We stare helplessly, still clutching the carryout containers of the food we were unable to finish from the blissfully innocent meal we sat sharing while our apparatus, our theories, our formulas, and years of research—all that people refer to as their “work”—were bursting into flame. Along empty, echoing streets, sirens are screaming like victims.
Already a crowd has gathered.
“Look at that seedy old mother go up,” a white kid in dreadlocks says to his girlfriend, who looks like a runaway waif. She answers, “Cool!”
And I remember how, in what now seems another life, I watched fires as a kid—sometimes fires that a gang of us, calling ourselves the Matchheads, had set.
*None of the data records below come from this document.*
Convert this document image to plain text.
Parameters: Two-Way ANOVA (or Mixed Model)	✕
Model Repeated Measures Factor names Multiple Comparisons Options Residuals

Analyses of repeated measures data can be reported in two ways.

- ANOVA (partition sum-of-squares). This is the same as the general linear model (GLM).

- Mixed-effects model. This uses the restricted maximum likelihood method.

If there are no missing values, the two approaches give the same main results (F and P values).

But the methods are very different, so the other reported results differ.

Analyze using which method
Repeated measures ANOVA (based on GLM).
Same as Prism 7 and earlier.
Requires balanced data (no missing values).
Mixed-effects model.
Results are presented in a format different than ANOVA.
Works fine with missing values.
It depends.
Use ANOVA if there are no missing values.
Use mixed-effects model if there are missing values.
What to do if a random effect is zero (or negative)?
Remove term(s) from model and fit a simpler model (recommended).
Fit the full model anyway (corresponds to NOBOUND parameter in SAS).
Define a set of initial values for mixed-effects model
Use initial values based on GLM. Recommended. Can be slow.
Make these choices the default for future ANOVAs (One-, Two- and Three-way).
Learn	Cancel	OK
I remember how, later, in another time, if not another life, I once snapped a photograph of a woman I was with as she watched a fire blaze out of control along a river in Chicago. She was still married then. Her husband, whom I’d never met, was in a veterans’ hospital—clinically depressed after the war in Vietnam. At least, that’s what she told me about him. Thinking back, I sometimes wonder if she even had a husband. She had come to Chicago with me for a fling—her word. I thought at the time that we were just “fooling around”—also her words, words we both used in place of others like “fucking” or “making love” or “adultery.” It was more comfortable, and safer, for me to think of things between us as fooling around, but when I offhandedly mentioned that to her she became furious, and instead of fooling around we spent our weekend in Chicago arguing, and ended up having a terrible time. It was a Sunday afternoon in early autumn, probably in the Year of the Rat, and we were sullenly driving out of the city. Along the north branch of the river, a factory was burning. I pulled over and parked, dug a camera out of my duffel, and we walked to a bridge to watch the fire.
* * *
But it’s not the fire itself that I remember, even though the blaze ultimately spread across the city sky like a dusk that rose from the earth rather than descended. The fire, as I recall it, is merely a backdrop compressed within the boundaries of the photograph I took of her. She has just looked away from the blaze, toward the camera. Her elbows lean against the peeling gray railing of the bridge. She’s wearing the black silk blouse that she bought at a secondhand shop on Clark Street the day before. Looking for clothes from the past in secondhand stores was an obsession of hers—“going junking,” she called it. A silver Navajo bracelet has slid up her arm over a black silk sleeve. How thin her wrists appear. There’s a ring whose gem I know is a moonstone on the index finger of her left hand, and a tarnished silver band around her thumb. She was left-handed, and it pleased her that I was, too, as if we both belonged to the same minority group. Her long hair is a shade of auburn all the more intense for the angle of late afternoon sunlight. She doesn’t look sullen or angry so much as fierce. Although later, studying her face in the photo, I’ll come to see that beneath her expression there’s a look less recognizable and more desperate: not loneliness, exactly, but aloneness —a look I’d seen cross her face more than once but wouldn’t have thought to identify if the photo hadn’t caught it. Behind her, ominous gray smoke plumes out of a sprawling old brick factory with the soon-to-be-scorched white lettering of GUTTMAN & CO. TANNERS visible along the side of the building.